Мы вместе поднялись на лифте, и через минуту я снова стояла в устланном ковром коридоре, у дверей квартиры, охранявшейся полицейским в форме.
Конклин кивнул Синди и представил меня Эйдену Блаустайну, высокому парню лет двадцати двух, одетому во все черное — черные рваные джинсы, черную футболку «Мист», черную жилетку и черную кожаную куртку из лоскутков. Черные волосы — длинные спереди и короткие сзади — падали на испуганные карие глаза.

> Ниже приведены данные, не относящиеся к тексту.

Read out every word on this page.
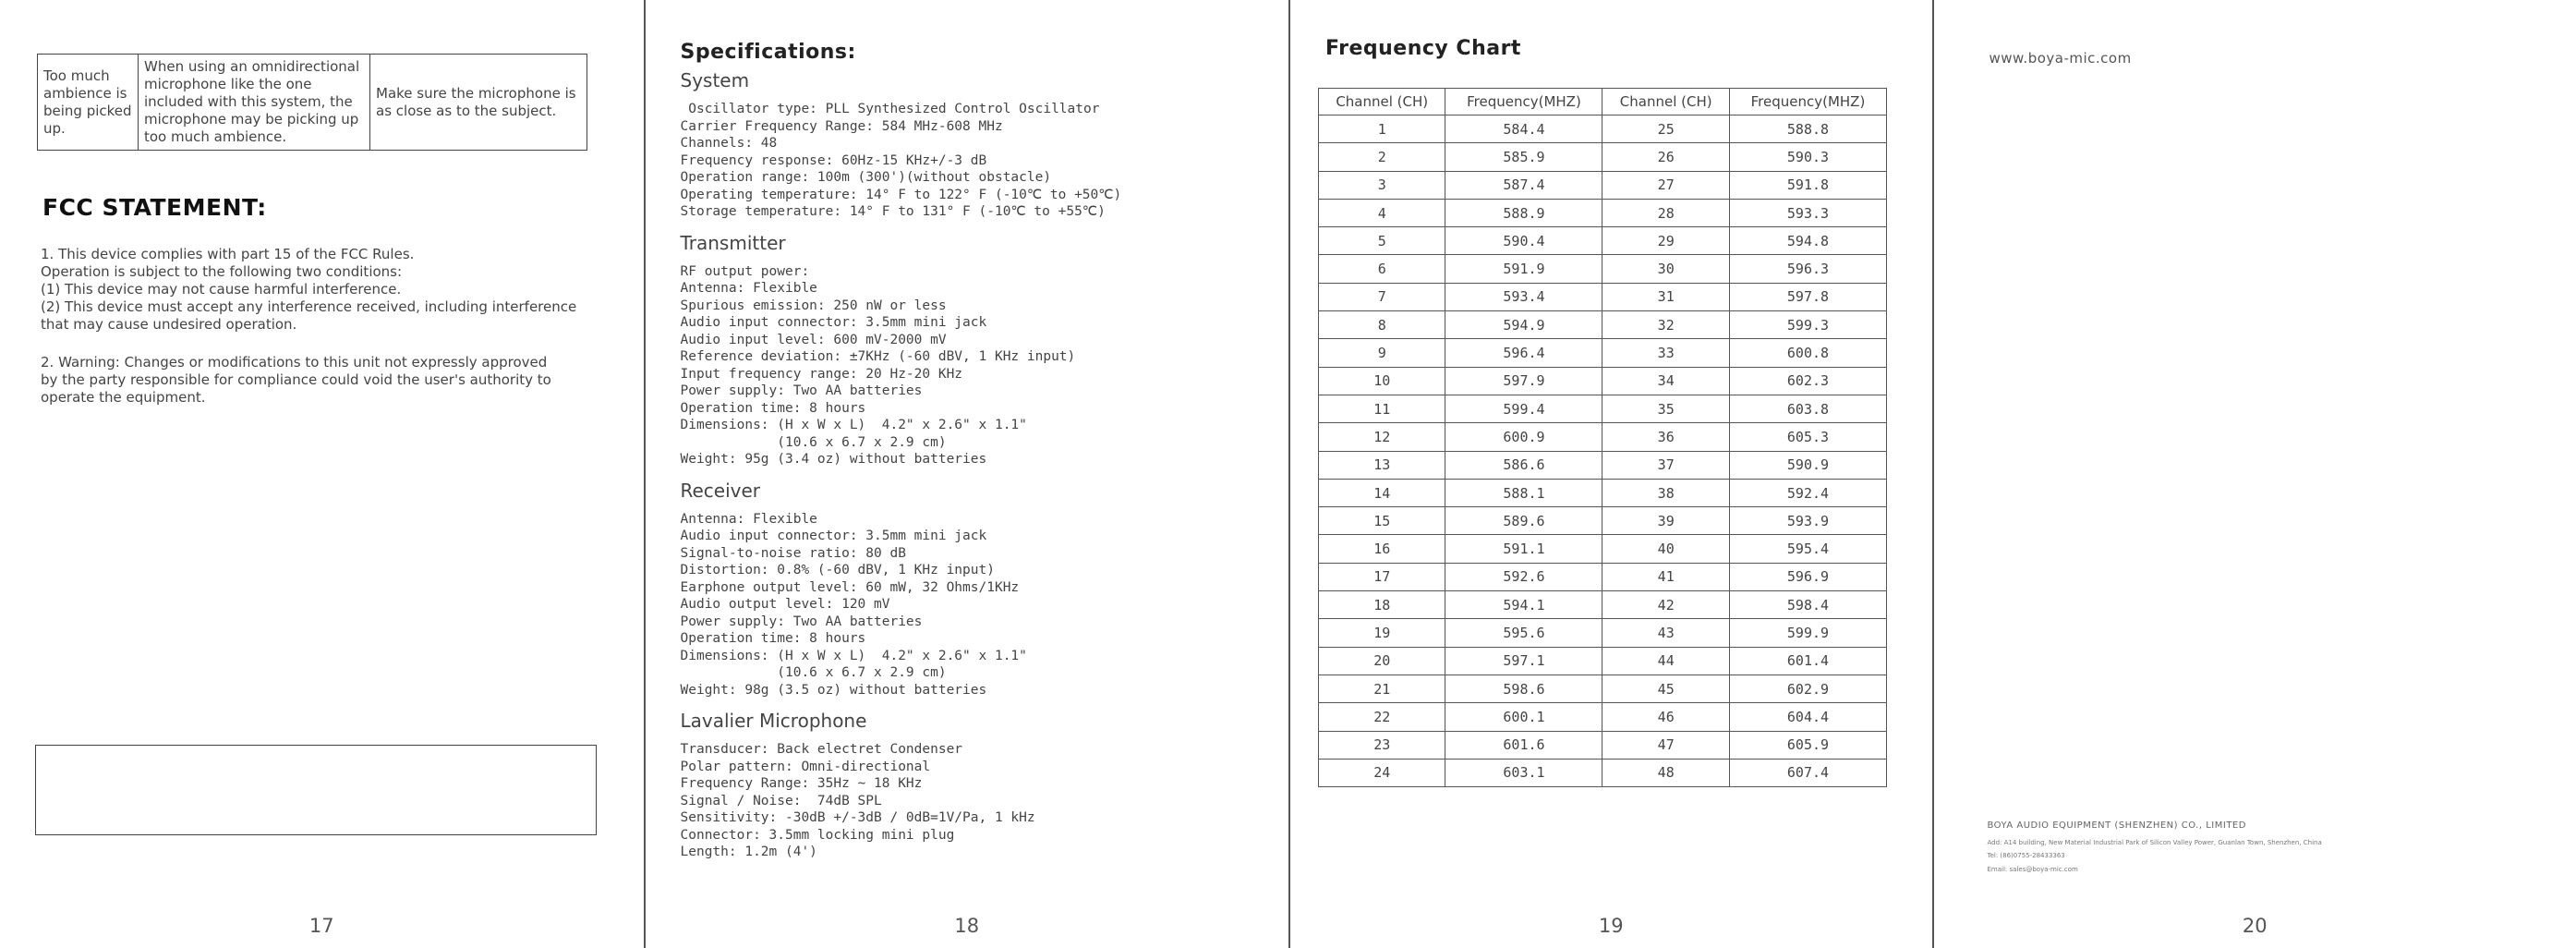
Too much ambience is being picked up.	When using an omnidirectional microphone like the one included with this system, the microphone may be picking up too much ambience.	Make sure the microphone is as close as to the subject.
FCC STATEMENT:
1. This device complies with part 15 of the FCC Rules.
Operation is subject to the following two conditions:
(1) This device may not cause harmful interference.
(2) This device must accept any interference received, including interference
that may cause undesired operation.
2. Warning: Changes or modifications to this unit not expressly approved
by the party responsible for compliance could void the user's authority to
operate the equipment.
17
Specifications:
System
Oscillator type: PLL Synthesized Control Oscillator
Carrier Frequency Range: 584 MHz-608 MHz
Channels: 48
Frequency response: 60Hz-15 KHz+/-3 dB
Operation range: 100m (300')(without obstacle)
Operating temperature: 14° F to 122° F (-10℃ to +50℃)
Storage temperature: 14° F to 131° F (-10℃ to +55℃)
Transmitter
RF output power:
Antenna: Flexible
Spurious emission: 250 nW or less
Audio input connector: 3.5mm mini jack
Audio input level: 600 mV-2000 mV
Reference deviation: ±7KHz (-60 dBV, 1 KHz input)
Input frequency range: 20 Hz-20 KHz
Power supply: Two AA batteries
Operation time: 8 hours
Dimensions: (H x W x L)  4.2" x 2.6" x 1.1"
(10.6 x 6.7 x 2.9 cm)
Weight: 95g (3.4 oz) without batteries
Receiver
Antenna: Flexible
Audio input connector: 3.5mm mini jack
Signal-to-noise ratio: 80 dB
Distortion: 0.8% (-60 dBV, 1 KHz input)
Earphone output level: 60 mW, 32 Ohms/1KHz
Audio output level: 120 mV
Power supply: Two AA batteries
Operation time: 8 hours
Dimensions: (H x W x L)  4.2" x 2.6" x 1.1"
(10.6 x 6.7 x 2.9 cm)
Weight: 98g (3.5 oz) without batteries
Lavalier Microphone
Transducer: Back electret Condenser
Polar pattern: Omni-directional
Frequency Range: 35Hz ~ 18 KHz
Signal / Noise:  74dB SPL
Sensitivity: -30dB +/-3dB / 0dB=1V/Pa, 1 kHz
Connector: 3.5mm locking mini plug
Length: 1.2m (4')
18
Frequency Chart
Channel (CH)	Frequency(MHZ)	Channel (CH)	Frequency(MHZ)
1	584.4	25	588.8
2	585.9	26	590.3
3	587.4	27	591.8
4	588.9	28	593.3
5	590.4	29	594.8
6	591.9	30	596.3
7	593.4	31	597.8
8	594.9	32	599.3
9	596.4	33	600.8
10	597.9	34	602.3
11	599.4	35	603.8
12	600.9	36	605.3
13	586.6	37	590.9
14	588.1	38	592.4
15	589.6	39	593.9
16	591.1	40	595.4
17	592.6	41	596.9
18	594.1	42	598.4
19	595.6	43	599.9
20	597.1	44	601.4
21	598.6	45	602.9
22	600.1	46	604.4
23	601.6	47	605.9
24	603.1	48	607.4
19
www.boya-mic.com
BOYA AUDIO EQUIPMENT (SHENZHEN) CO., LIMITED
Add: A14 building, New Material Industrial Park of Silicon Valley Power, Guanlan Town, Shenzhen, China
Tel: (86)0755-28433363
Email: sales@boya-mic.com
20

— Мистер Блаустайн, пострадавший, — сказал Конклин.
Не успела я сказать и слово, как меня опередила подруга:
— Синди Томас, из «Кроникл». Пожалуйста, назовите вашу фамилию по буквам.
Я облегченно вздохнула — парень был цел и невредим, хотя и явно перепуган до полусмерти.

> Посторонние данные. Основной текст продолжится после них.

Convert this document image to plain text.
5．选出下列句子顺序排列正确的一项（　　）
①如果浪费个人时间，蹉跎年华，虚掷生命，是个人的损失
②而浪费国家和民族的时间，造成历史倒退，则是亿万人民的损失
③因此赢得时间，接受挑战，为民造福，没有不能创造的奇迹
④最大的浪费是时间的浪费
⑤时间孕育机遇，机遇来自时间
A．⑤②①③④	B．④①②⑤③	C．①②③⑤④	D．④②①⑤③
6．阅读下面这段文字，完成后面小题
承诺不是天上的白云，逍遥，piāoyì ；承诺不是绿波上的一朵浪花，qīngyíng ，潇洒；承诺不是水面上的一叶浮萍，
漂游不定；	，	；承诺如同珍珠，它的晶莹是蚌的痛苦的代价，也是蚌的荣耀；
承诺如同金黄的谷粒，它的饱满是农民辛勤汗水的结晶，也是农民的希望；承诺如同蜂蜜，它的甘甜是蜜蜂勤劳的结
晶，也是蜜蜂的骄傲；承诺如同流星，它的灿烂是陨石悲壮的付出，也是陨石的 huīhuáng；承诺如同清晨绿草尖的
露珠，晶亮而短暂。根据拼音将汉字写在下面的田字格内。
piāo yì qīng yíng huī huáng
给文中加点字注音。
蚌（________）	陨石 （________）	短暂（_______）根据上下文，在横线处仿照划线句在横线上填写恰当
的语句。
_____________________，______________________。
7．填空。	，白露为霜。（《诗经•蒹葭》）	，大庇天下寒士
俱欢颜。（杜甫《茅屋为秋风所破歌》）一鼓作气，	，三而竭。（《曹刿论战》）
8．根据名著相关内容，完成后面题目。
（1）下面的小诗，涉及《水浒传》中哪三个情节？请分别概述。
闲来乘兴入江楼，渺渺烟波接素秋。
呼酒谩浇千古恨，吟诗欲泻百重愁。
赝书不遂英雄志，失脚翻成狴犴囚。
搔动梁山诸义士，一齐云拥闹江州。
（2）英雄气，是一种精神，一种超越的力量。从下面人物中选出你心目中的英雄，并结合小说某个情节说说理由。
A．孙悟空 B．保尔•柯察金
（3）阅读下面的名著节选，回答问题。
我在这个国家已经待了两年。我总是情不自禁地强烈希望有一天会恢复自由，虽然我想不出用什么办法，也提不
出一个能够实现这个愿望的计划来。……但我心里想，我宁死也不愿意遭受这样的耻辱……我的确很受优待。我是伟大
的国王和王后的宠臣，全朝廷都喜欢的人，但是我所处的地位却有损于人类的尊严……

— Можете рассказать, что произошло?
Блаустайн всплеснул руками.
— Откуда мне знать! Около пяти вышел из квартиры — купить пива. Наткнулся на знакомую девчонку. Завернули с ней в одно местечко, перекусить. А когда вернулся, здесь все уже было расколочено!
Конклин толкнул дверь в однокомнатную квартиру. Я вошла первой. Следом просочилась Синди.
— Держись поближе…
— И ничего не трогай, — закончила она за меня.
Квартирка походила на магазинчик электроники, в котором порезвился угостившийся крэком носорог. Я прошлась взглядом по руинам. Настольный компьютер, три монитора, стереосистема, плазменный телевизор с диагональю сорок два дюйма — все разбито. Не украдено — разгромлено! Частично пострадал и стол — очевидно, сопутствующий ущерб.
— Черт, я столько лет откладывал деньжата, чтобы все это купить, — пожаловался Блаустайн. — Собирал самое лучшее, именно то, что хотел.